最終的に返される結果構造は次のとおりです。
reader:入力コンポーネントパラメータtransition:変換コンポーネントパラメータリストwriter:出力コンポーネントパラメータconfig:共通設定
拡張方法
新しいコンポーネントを加えるする場合は、次が必要です。
- フロントエンドで:パラメータ設定と受け渡しをサポートします。
- バックエンドで:
TaskComponentTypeEnumに新しいコンポーネントタイプを定義します。TaskConverter.buildEtlTaskParamsのswitch-caseに分岐ロジックを加えるします。- 対応するファクトリメソッドを呼び出してパラメータをカプセル化します。
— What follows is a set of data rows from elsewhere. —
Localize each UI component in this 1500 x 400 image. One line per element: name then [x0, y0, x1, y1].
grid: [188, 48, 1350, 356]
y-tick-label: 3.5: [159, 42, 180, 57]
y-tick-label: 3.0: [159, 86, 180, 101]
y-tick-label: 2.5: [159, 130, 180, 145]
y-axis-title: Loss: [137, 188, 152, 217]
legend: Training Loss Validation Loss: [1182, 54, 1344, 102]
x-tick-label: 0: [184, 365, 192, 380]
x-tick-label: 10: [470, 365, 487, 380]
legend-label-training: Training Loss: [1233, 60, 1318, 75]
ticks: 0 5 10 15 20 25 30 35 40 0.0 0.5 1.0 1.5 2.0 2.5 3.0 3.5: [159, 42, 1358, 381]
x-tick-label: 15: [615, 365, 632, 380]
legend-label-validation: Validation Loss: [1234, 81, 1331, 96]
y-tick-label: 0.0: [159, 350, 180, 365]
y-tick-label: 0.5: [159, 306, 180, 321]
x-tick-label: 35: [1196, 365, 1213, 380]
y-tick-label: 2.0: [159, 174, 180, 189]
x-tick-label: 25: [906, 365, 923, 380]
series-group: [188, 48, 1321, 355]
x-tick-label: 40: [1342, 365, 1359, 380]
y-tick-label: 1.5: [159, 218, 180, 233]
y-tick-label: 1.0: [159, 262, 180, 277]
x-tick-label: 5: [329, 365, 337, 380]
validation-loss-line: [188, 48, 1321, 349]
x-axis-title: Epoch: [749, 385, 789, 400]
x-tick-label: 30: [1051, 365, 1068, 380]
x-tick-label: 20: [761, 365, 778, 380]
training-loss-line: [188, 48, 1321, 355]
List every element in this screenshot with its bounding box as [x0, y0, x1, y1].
- スケジューリングと実行層で:DolphinScheduler がタスクを正しくスケジューリングでき、ETL コンポーネントがパラメータを解析して実行できることを保証します。
まとめ
業務コード部分は、コンポーネントとスケジューリングの間の橋渡し です。
Reader / Transition / Writer の 3 端点と TaskConverter のパラメータカプセル化ロジックが一致している場合にのみ、コンポーネントを正しく呼び出せます。
注意事項
パラメータの一貫性
- フロントエンドで設定するパラメータフィールドは、バックエンドの
TaskConverterカプセル化ロジックと一致している必要があります。 - コンポーネントを加えるする際は、実行時のパラメータ欠落や解析エラーを避けるため、パラメータ名と解析方法が統一されていることを必ず確認してください。
- フロントエンドで設定するパラメータフィールドは、バックエンドの
コンポーネント登録
- Reader、Transition、Writer はいずれも インターフェース + ファクトリ + レジストリ パターンを採用しています。
- 新しいコンポーネントは対応する
Registryに登録する必要があります。登録しないと、ファクトリから取得できません。
タスクチェーンの完全性
- ETL タスクには入力(Reader)と出力(Writer)が必須で、変換(Transition)は任意です。
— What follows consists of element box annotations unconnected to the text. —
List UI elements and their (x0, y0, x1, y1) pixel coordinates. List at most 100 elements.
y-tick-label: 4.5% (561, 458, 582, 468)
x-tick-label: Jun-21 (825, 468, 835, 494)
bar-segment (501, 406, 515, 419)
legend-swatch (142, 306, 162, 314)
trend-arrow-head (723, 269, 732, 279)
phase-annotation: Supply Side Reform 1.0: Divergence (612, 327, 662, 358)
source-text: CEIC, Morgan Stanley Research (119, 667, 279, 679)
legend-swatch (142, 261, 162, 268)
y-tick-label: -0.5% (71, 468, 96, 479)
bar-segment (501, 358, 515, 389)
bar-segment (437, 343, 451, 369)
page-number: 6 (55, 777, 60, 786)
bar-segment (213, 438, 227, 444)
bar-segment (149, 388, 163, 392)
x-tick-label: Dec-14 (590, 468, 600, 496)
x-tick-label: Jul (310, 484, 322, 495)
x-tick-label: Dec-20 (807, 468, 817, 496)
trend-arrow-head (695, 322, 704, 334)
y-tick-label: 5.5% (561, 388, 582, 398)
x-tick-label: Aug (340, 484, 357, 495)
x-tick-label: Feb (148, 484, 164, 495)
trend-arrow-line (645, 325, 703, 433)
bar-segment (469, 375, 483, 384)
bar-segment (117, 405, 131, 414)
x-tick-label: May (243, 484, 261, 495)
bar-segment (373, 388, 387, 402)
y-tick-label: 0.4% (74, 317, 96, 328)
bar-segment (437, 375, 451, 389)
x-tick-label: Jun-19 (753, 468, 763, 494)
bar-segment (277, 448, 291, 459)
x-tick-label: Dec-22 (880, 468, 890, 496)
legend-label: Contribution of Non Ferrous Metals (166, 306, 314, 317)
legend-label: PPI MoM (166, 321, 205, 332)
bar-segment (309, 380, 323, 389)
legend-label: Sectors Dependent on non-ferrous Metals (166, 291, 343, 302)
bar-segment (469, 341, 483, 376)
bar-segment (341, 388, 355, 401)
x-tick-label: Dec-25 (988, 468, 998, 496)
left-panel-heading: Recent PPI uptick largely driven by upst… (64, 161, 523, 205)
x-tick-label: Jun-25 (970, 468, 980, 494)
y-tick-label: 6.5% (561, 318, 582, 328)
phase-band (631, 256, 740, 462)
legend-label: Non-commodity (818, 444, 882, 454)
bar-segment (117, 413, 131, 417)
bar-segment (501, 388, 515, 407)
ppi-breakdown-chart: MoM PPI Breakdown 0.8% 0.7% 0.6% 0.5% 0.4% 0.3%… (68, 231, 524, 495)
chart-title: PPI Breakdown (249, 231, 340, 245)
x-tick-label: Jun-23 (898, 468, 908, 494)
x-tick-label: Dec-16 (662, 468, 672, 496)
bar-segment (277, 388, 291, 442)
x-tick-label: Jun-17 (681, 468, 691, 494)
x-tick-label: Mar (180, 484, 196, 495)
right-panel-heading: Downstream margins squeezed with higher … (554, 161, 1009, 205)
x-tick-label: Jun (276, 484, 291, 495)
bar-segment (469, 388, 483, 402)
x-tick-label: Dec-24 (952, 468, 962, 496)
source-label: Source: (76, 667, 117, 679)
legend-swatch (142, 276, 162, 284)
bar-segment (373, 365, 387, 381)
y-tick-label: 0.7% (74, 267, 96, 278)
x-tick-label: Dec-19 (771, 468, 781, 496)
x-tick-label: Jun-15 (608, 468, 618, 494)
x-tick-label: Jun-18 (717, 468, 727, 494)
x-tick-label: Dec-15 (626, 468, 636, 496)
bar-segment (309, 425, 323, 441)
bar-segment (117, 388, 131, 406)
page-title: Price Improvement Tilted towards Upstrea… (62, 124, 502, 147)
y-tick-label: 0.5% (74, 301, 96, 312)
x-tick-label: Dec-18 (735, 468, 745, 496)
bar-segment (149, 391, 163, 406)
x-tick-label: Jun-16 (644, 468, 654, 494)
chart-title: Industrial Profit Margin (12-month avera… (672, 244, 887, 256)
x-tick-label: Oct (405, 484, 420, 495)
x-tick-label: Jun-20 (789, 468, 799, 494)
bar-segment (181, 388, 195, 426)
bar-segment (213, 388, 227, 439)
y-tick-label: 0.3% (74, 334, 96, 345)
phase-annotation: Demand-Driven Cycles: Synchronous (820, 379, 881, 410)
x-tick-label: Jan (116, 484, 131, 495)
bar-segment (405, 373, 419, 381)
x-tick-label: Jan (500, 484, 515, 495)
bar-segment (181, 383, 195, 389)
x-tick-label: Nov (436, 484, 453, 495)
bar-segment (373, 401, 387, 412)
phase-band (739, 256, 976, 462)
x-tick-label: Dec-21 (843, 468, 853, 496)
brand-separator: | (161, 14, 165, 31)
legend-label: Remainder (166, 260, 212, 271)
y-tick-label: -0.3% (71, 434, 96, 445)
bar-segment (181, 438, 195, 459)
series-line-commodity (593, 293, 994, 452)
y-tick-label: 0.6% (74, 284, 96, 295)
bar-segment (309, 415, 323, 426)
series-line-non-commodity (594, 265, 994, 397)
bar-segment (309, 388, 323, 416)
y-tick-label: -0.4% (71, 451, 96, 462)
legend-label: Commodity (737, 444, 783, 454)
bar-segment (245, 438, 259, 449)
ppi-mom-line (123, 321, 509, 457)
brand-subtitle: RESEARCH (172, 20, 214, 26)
- パラメータをカプセル化する際は、3 つの部分のデータ構造がそろっていることを確認し、タスク実行チェーンを円滑に保ちます。
例外処理
- 変換と書き込みの段階ではエラーが発生しやすいため、コンポーネント拡張時にはログ記録と例外キャッチを加えるする必要があります。
- 例外発生時にタスク状態をアップデートできるようにし、スケジューラが停止状態になることを避けます。
性能とリソース制御
- 読み取り、変換、書き込みの過程では Spark Dataset 操作が関係するため、メモリとパーティション処理に注意する必要があります。
- 大きなファイルや高並行タスクでは、OOM を避けるため Spark パラメータを適切に設定する必要があります。
拡張ドキュメント
- データソースを加えるする場合は、まず データ接続 デベロップメントドキュメント を参照してください。
- クレンジングまたは変換コンポーネントを加えるする場合は、クレンジングルール デベロップメントドキュメント を参照し、拡張仕様の一貫性を保ってください。
総括
ETL コンポーネントの拡張は、単にコード実装を加えるするだけではありません。より重要なのは、フロントエンドパラメータ → バックエンドカプセル化 → スケジューラのスケジューリング → コンポーネント実行 という全体チェーンの一貫性と健全性を保証することです。